Yes, being from Los Angeles and growing up around cops the first thing I did after getting my WA driver's license was get my CPL.

You got a CPL because...?????
a) You are from LA?
b) You like cops?
c) You dislike cops?
d) You are holding a chum in your avatar and posting on PP?

Paging Emmit Watson. Paging Emmit Watson. We got a live one for you.
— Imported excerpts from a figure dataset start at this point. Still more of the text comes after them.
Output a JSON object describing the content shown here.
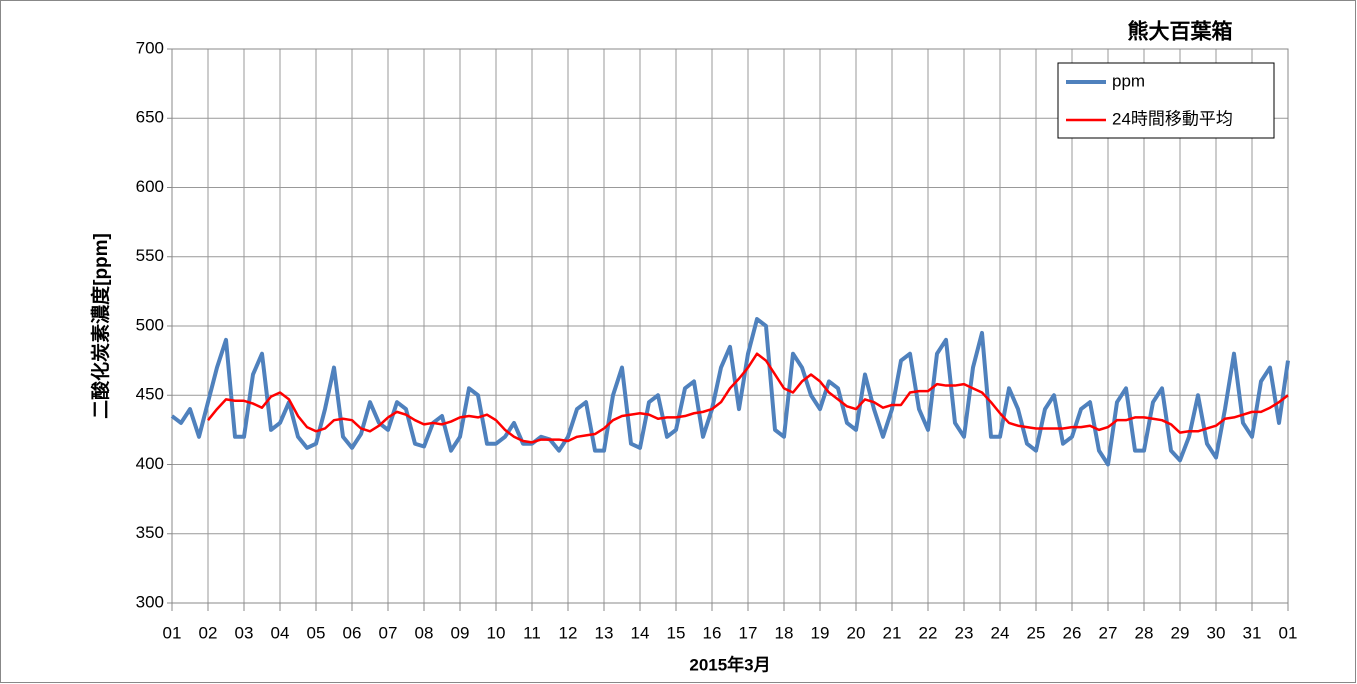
{
  "chart_data": {
    "type": "line",
    "title": "熊大百葉箱",
    "xlabel": "2015年3月",
    "ylabel": "二酸化炭素濃度[ppm]",
    "x": [
      1,
      1.25,
      1.5,
      1.75,
      2,
      2.25,
      2.5,
      2.75,
      3,
      3.25,
      3.5,
      3.75,
      4,
      4.25,
      4.5,
      4.75,
      5,
      5.25,
      5.5,
      5.75,
      6,
      6.25,
      6.5,
      6.75,
      7,
      7.25,
      7.5,
      7.75,
      8,
      8.25,
      8.5,
      8.75,
      9,
      9.25,
      9.5,
      9.75,
      10,
      10.25,
      10.5,
      10.75,
      11,
      11.25,
      11.5,
      11.75,
      12,
      12.25,
      12.5,
      12.75,
      13,
      13.25,
      13.5,
      13.75,
      14,
      14.25,
      14.5,
      14.75,
      15,
      15.25,
      15.5,
      15.75,
      16,
      16.25,
      16.5,
      16.75,
      17,
      17.25,
      17.5,
      17.75,
      18,
      18.25,
      18.5,
      18.75,
      19,
      19.25,
      19.5,
      19.75,
      20,
      20.25,
      20.5,
      20.75,
      21,
      21.25,
      21.5,
      21.75,
      22,
      22.25,
      22.5,
      22.75,
      23,
      23.25,
      23.5,
      23.75,
      24,
      24.25,
      24.5,
      24.75,
      25,
      25.25,
      25.5,
      25.75,
      26,
      26.25,
      26.5,
      26.75,
      27,
      27.25,
      27.5,
      27.75,
      28,
      28.25,
      28.5,
      28.75,
      29,
      29.25,
      29.5,
      29.75,
      30,
      30.25,
      30.5,
      30.75,
      31,
      31.25,
      31.5,
      31.75,
      32
    ],
    "series": [
      {
        "name": "ppm",
        "color": "#4f81bd",
        "values": [
          435,
          430,
          440,
          420,
          445,
          470,
          490,
          420,
          420,
          465,
          480,
          425,
          430,
          445,
          420,
          412,
          415,
          440,
          470,
          420,
          412,
          422,
          445,
          430,
          425,
          445,
          440,
          415,
          413,
          430,
          435,
          410,
          420,
          455,
          450,
          415,
          415,
          420,
          430,
          415,
          415,
          420,
          418,
          410,
          420,
          440,
          445,
          410,
          410,
          450,
          470,
          415,
          412,
          445,
          450,
          420,
          425,
          455,
          460,
          420,
          440,
          470,
          485,
          440,
          480,
          505,
          500,
          425,
          420,
          480,
          470,
          450,
          440,
          460,
          455,
          430,
          425,
          465,
          440,
          420,
          440,
          475,
          480,
          440,
          425,
          480,
          490,
          430,
          420,
          470,
          495,
          420,
          420,
          455,
          440,
          415,
          410,
          440,
          450,
          415,
          420,
          440,
          445,
          410,
          400,
          445,
          455,
          410,
          410,
          445,
          455,
          410,
          403,
          420,
          450,
          415,
          405,
          440,
          480,
          430,
          420,
          460,
          470,
          430,
          475
        ]
      },
      {
        "name": "24時間移動平均",
        "color": "#ff0000",
        "values": [
          null,
          null,
          null,
          null,
          432,
          440,
          447,
          446,
          446,
          444,
          441,
          449,
          452,
          447,
          435,
          427,
          424,
          426,
          432,
          433,
          432,
          426,
          424,
          428,
          434,
          438,
          436,
          432,
          429,
          430,
          429,
          431,
          434,
          435,
          434,
          436,
          432,
          425,
          420,
          417,
          416,
          418,
          418,
          418,
          417,
          420,
          421,
          422,
          426,
          432,
          435,
          436,
          437,
          436,
          433,
          434,
          434,
          435,
          437,
          438,
          440,
          445,
          455,
          462,
          470,
          480,
          475,
          465,
          455,
          452,
          460,
          465,
          460,
          452,
          447,
          442,
          440,
          447,
          445,
          441,
          443,
          443,
          452,
          453,
          453,
          458,
          457,
          457,
          458,
          455,
          452,
          445,
          437,
          430,
          428,
          427,
          426,
          426,
          426,
          426,
          427,
          427,
          428,
          425,
          427,
          432,
          432,
          434,
          434,
          433,
          432,
          429,
          423,
          424,
          424,
          426,
          428,
          433,
          434,
          436,
          438,
          438,
          441,
          445,
          450
        ]
      }
    ],
    "xlim": [
      1,
      32
    ],
    "xticks": [
      {
        "value": 1,
        "label": "01"
      },
      {
        "value": 2,
        "label": "02"
      },
      {
        "value": 3,
        "label": "03"
      },
      {
        "value": 4,
        "label": "04"
      },
      {
        "value": 5,
        "label": "05"
      },
      {
        "value": 6,
        "label": "06"
      },
      {
        "value": 7,
        "label": "07"
      },
      {
        "value": 8,
        "label": "08"
      },
      {
        "value": 9,
        "label": "09"
      },
      10,
      11,
      12,
      13,
      14,
      15,
      16,
      17,
      18,
      19,
      20,
      21,
      22,
      23,
      24,
      25,
      26,
      27,
      28,
      29,
      30,
      31,
      {
        "value": 32,
        "label": "01"
      }
    ],
    "ylim": [
      300,
      700
    ],
    "yticks": [
      300,
      350,
      400,
      450,
      500,
      550,
      600,
      650,
      700
    ],
    "grid": true,
    "legend": "upper right"
  }
}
Speaking of CA and CPL permits....
Set the WayBack dial to 1991 when the Huskies were going to the Rose Bowl. We were staying at a friends Dad's condo in Huntington Beach. Nice place. Any ways, one of the bars we visited was the Goat Hill Tavern. Their claim to fame was having over 100 beers on tap, and the floor was covered in 2-3" of peanut shells.
Anyways, a bunch of us Warshingtonians's all invade the place at the same time. First guy gets past the security guard and in the door with no problem.
I get to the guard and hand over my WA drivers license. Dude stares at it, and promptly tells me it is fake. His reasoning was that since the guy before me had one, and since I had one, it MUST be fake. (it wasn't fake and I was 21 at the time). He wasn't going to have anything to do with my reasonings and denied me access.
Quick on my toes, and knowing that CPL's are all but non-existent in CA, I whip out my WA CPL license, hand it over to him (had my finger prints on it, etc) and loudly proclaim:
"Do you know what this is? This is a license to carry a concealed weapon. Goddammit, if the Federal Government can trust me, SO CAN YOU!"
The dude at the door's jaw just dropped. He looked at that license. Looked at the finger prints on the license, flipped over and back a few times and as loud as he could humanly yell to everyone in the bar, said:
"HEY BOB! CHECK THIS SHIAT OUT. THIS GUY HAS A PERMIT TO CARRY A GUN!!!!"
Every head in that bar turned and a looked at me and my buddies. No one said a word, but the dude at the door smiled and PROUDLY let me in the door!
No free beers, but I don't think anyone flipped us any crap that night either.